Wearer of Many Hats

by Carol Peterson

Home / Archives / Back Issues 1992 /

My job title is "Technical Writer" and, in general terms, I work in the computer industry. But the details of my job go beyond writing, and the market my company serves is one I never even knew existed before beginning my job search.

I work for a company that publishes databases on CD-ROM. We take databases, primarily of bibliographic information, and put them on compact disc. We also write retrieval software that people use to search for information on the discs. Our product provides an alternative to online services like Dialog and Nexus, and our primary customers are libraries.

Because our documentation department is small -- three people -- and because we work on such a variety of documentation, we aren't locked into narrow job descriptions. At various times I am a writer, editor, graphic designer, software designer, and software tester.

In my role as writer/editor, I and my colleagues write, edit, and revise quick reference cards and user guides for each of our 70+ database products, as well as the installation guides and user manuals for the four versions of our retrieval software. We also create diskette-based tutorials and online help systems for our products.
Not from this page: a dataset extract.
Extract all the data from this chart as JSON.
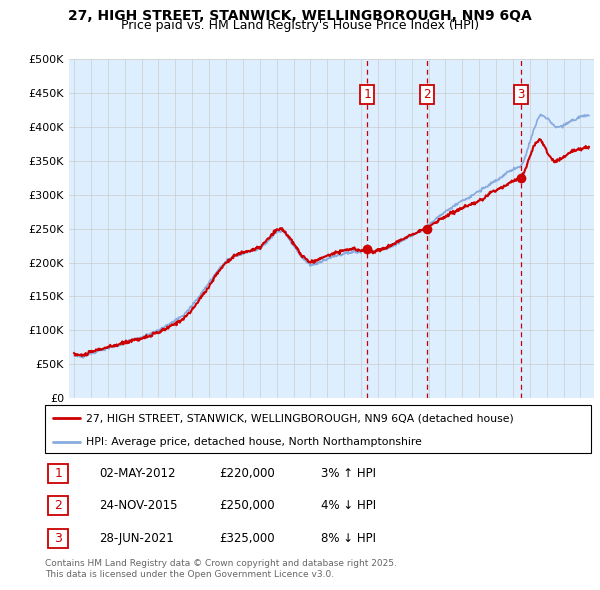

Since our department has control over the appearance of all documentation, we design all our own styles and templates. This includes everything from selecting fonts to deciding on layout, page size, and format. I feel lucky to have this freedom from the constraints enforced at larger companies, yet at the same time it means we take responsibility not only for ensuring consistency among pieces, but also for choosing useable formats.

I am also fortunate because my company recognizes that documentation specialists should be involved in the software development process. Our input is solicited and welcomed during both the design and testing phases of software development.

One of our greatest challenges is audience analysis. We don't have the opportunity for direct contact with our audience, which means we are often designing documents based on our best guesses as to the users' needs. And we actually have two audiences -- librarians, who are experienced database searchers, and library patrons, who are novices. Fortunately, we have some ex-librarians on our staff who can act as reality checks for us. We are also interested in establishing some type of usability testing and are currently exploring ways of implementing this.

The Tools of the Trade

We currently use a variety of software and hardware tools to do our work. Unfortunately, there isn't one perfect software package that does everything we need.

All of our paper documentation is done in PageMaker (Aldus Corp.) on Macintoshes with two-page monitors. PageMaker has good text-handling abilities, including a sophisticated indexing function. Its graphical interface also makes it easy to lay out text. However, PageMaker also has some annoying drawbacks, such as its inability to keep track of cross-references and its rudimentary graphics tools. We are researching other publishing packages, but it seems impossible to get all the features we want in one package.

To support PageMaker, we also use a number of other software packages, such as SuperPaint (graphics -- Silicon Beach), ScreenShot (a screen capture program -- Preferred Publishers), and Word (word processing - Microsoft) on the Macintosh, and HotShot (another screen capture program -- Symsoft) on the PC.

For our online documentation we use a variety of products, depending on the requirements of the project. Our DOS product's help files are written in a text-editor (QEdit -- SemWare) and saved as ASCII text.

The help files for our new Windows product are being written in Microsoft Word (both Macintosh and Windows versions) because the Windows Help system requires files saved as RTF (Rich Text Format) text.

We also use Microsoft Excel to keep a database of the links in our Windows-based help system (Windows Help is a hypertext application). And to create our diskette-based tutorials, we use Dan Bricklin's Demo II (Sage Software), an authoring and demoing program.

Although it can be interesting and even fun to learn all these different programs, it can also be frustrating and time-consuming, especially with DOS-based programs as they are seldom consistent. For example, in one program the ESC key brings up a menu, while in another it exits the program. Trying to keep all these commands straight can be difficult.

A second annoyance is that the programs aren't compatible with each other. I have spent hours, and sometimes even days, trying to do something which should be easy, such as taking a screen shot with a screen capture program and placing it into a graphics program for editing.

The Bureaucratic Necessities

Another challenge facing our department now is a result of both the variety of documents we produce and the growth of the company. Informal tracking methods are no longer enough. How do we maintain and update all our documents? How do we manage version control? How do we ensure quality and consistency? We are currently developing ways to manage these issues within our personnel, budget, and time constraints.

To ensure quality and consistency, we have established a standard checklist for all documents that includes items such as spelling and grammar checks, style and format checks, and tests of procedures and steps. We have also created PageMaker templates for most of our document formats and written an in-house style guide with specific style and format guidelines.

To keep track of revisions, we use an incrementing part number for each publication that includes information not only about the version number, but also about the type of document, such as quick reference card or manual. We also keep a file of required corrections that we are constantly adding to and which we check before reprinting any document.

In all, we have been fairly successful at managing a large variety and volume of work without sacrificing quality. Probably the biggest temptation we've had to resist is the seduction of high tech. It's easy to be swayed by the slick advertising of every new product; the trick is choosing only those tools that will actually enhance your productivity.